Research Design and Statistical Consulting

George M. Diekhoff, Ph.D.

In Tabachnick and Fidell’s multiple editions of Using Multivariate Statistics, they offer formulas for performing square root, log10, and reciprocal data transformations, the point of which is to normalize the data distribution. This is a relatively straightforward process when working with correlational statistics, but it gets a little more confusing when one is trying to normalize the data for a factorial ANOVA. Remember that the assumption in factorial ANOVA is that the distributions should be normal within each cell of the factorial design. In the formulas that the authors provide, they mention constants “k” = “the largest score + 1” and “c” = “a constant added to each score so that the smallest score is 1.” In factorial ANOVA, the question arises, is “k” the largest score + 1 in each cell? That is does one use a different value of k in transforming the data in each cell? Or is k the largest score across all the cells of the design + 1. Dr. Tabachnick was kind enough to clarify this for me. The constant k is found by determining the largest value of the dependent variable in any of the cells of the design, then adding 1 to that value. Similarly, the value c is created so that the smallest score across all the cells is 1.

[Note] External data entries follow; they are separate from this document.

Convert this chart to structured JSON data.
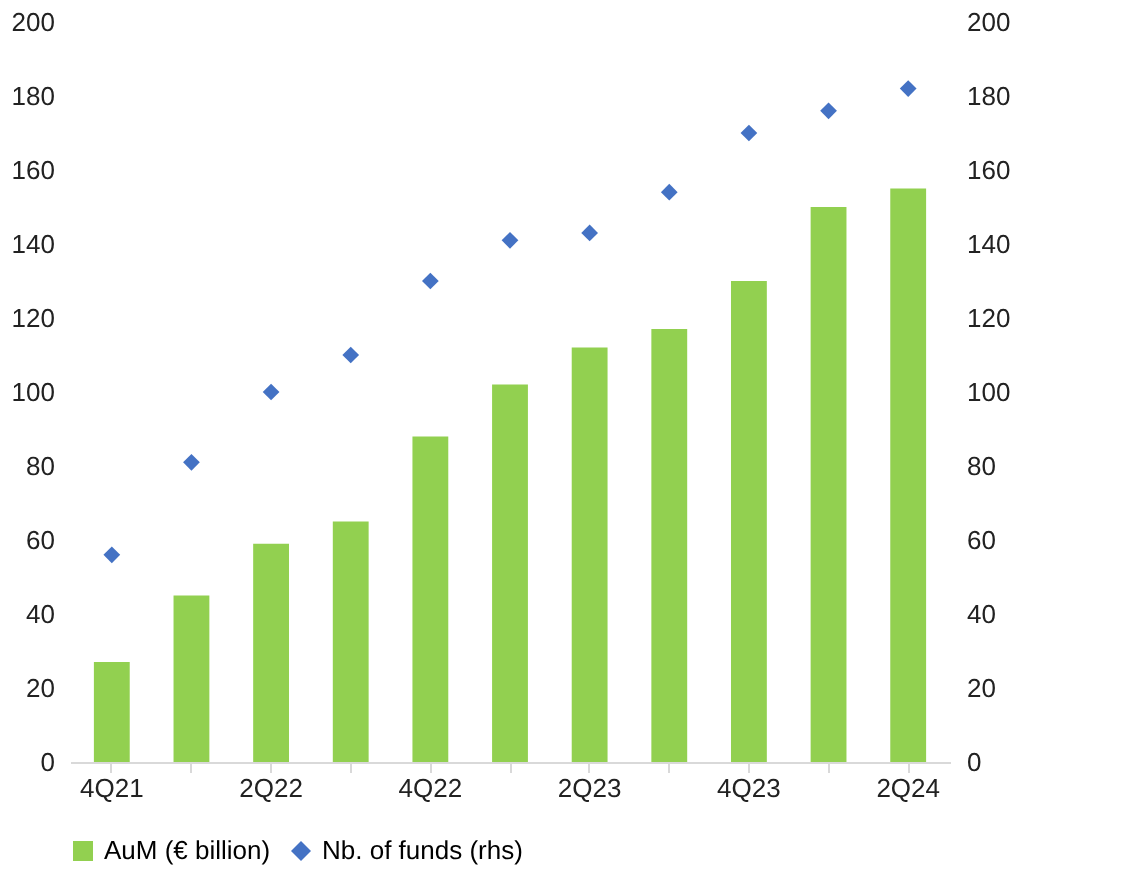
{
  "chart_data": {
    "type": "bar",
    "categories": [
      "4Q21",
      null,
      "2Q22",
      null,
      "4Q22",
      null,
      "2Q23",
      null,
      "4Q23",
      null,
      "2Q24"
    ],
    "series": [
      {
        "name": "AuM (€ billion)",
        "color": "#92d050",
        "values": [
          27,
          45,
          59,
          65,
          88,
          102,
          112,
          117,
          130,
          150,
          155
        ]
      },
      {
        "name": "Nb. of funds (rhs)",
        "color": "#4472c4",
        "type": "scatter",
        "marker": "diamond",
        "axis": "y2",
        "values": [
          56,
          81,
          100,
          110,
          130,
          141,
          143,
          154,
          170,
          176,
          182
        ]
      }
    ],
    "ylim": [
      0,
      200
    ],
    "yticks": [
      0,
      20,
      40,
      60,
      80,
      100,
      120,
      140,
      160,
      180,
      200
    ],
    "y2lim": [
      0,
      200
    ],
    "y2ticks": [
      0,
      20,
      40,
      60,
      80,
      100,
      120,
      140,
      160,
      180,
      200
    ],
    "grid": false,
    "legend": "bottom"
  }
}
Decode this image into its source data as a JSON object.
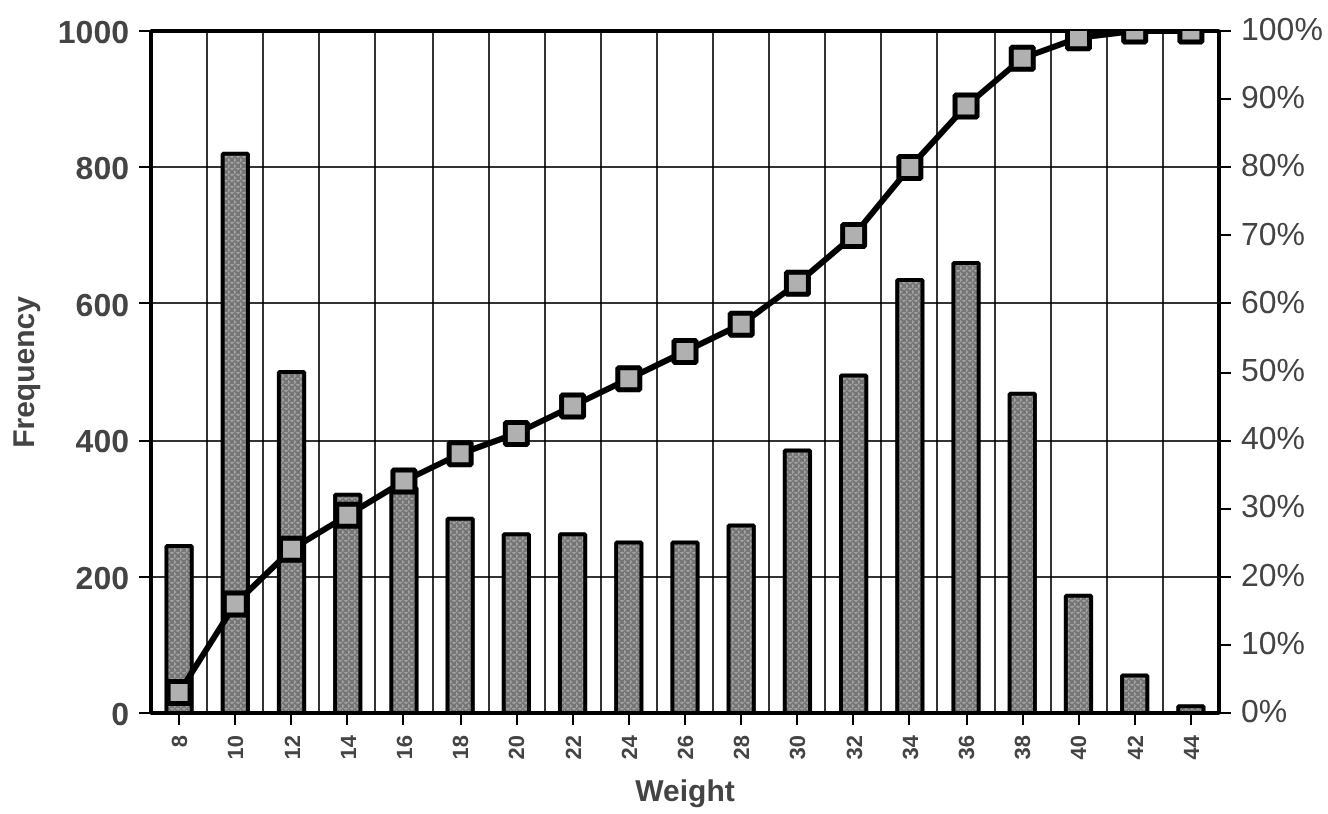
{
  "chart_data": {
    "type": "bar",
    "xlabel": "Weight",
    "ylabel": "Frequency",
    "categories": [
      "8",
      "10",
      "12",
      "14",
      "16",
      "18",
      "20",
      "22",
      "24",
      "26",
      "28",
      "30",
      "32",
      "34",
      "36",
      "38",
      "40",
      "42",
      "44"
    ],
    "ylim": [
      0,
      1000
    ],
    "yticks": [
      0,
      200,
      400,
      600,
      800,
      1000
    ],
    "y2lim": [
      0,
      100
    ],
    "y2ticks": [
      {
        "value": 0,
        "label": "0%"
      },
      {
        "value": 10,
        "label": "10%"
      },
      {
        "value": 20,
        "label": "20%"
      },
      {
        "value": 30,
        "label": "30%"
      },
      {
        "value": 40,
        "label": "40%"
      },
      {
        "value": 50,
        "label": "50%"
      },
      {
        "value": 60,
        "label": "60%"
      },
      {
        "value": 70,
        "label": "70%"
      },
      {
        "value": 80,
        "label": "80%"
      },
      {
        "value": 90,
        "label": "90%"
      },
      {
        "value": 100,
        "label": "100%"
      }
    ],
    "grid": true,
    "series": [
      {
        "color": "#a0a0a0",
        "values": [
          245,
          820,
          500,
          320,
          330,
          285,
          262,
          262,
          250,
          250,
          275,
          385,
          495,
          635,
          660,
          468,
          172,
          55,
          10
        ]
      },
      {
        "type": "line",
        "axis": "y2",
        "color": "#000000",
        "marker": "square",
        "line_style": "solid",
        "values": [
          3,
          16,
          24,
          29,
          34,
          38,
          41,
          45,
          49,
          53,
          57,
          63,
          70,
          80,
          89,
          96,
          99,
          100,
          100
        ]
      }
    ]
  }
}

One other comment about attempting to normalize data in the cells of a factorial ANOVA: Good Luck! The same transform must be applied in all cells and it’s almost certainly going to make matters worse in some cells while improving the distributions in other cells. In other words, an idea that sounds good in theory isn’t actually very useful most of the time. One might be better off to use nonparametric statistics when they’re available, or to make sure that sample sizes in all cells are reasonably large (e.g., >30) so that the Central Limit Theorem ensures that the sampling distribution of the means is normally distributed even if the samples are not. If there are no nonparametric alternatives and your sample size is small, you can always just use a more stringent (p < .001) level of significance in evaluating the significance tests and caution your readers that the normality assumption was violated.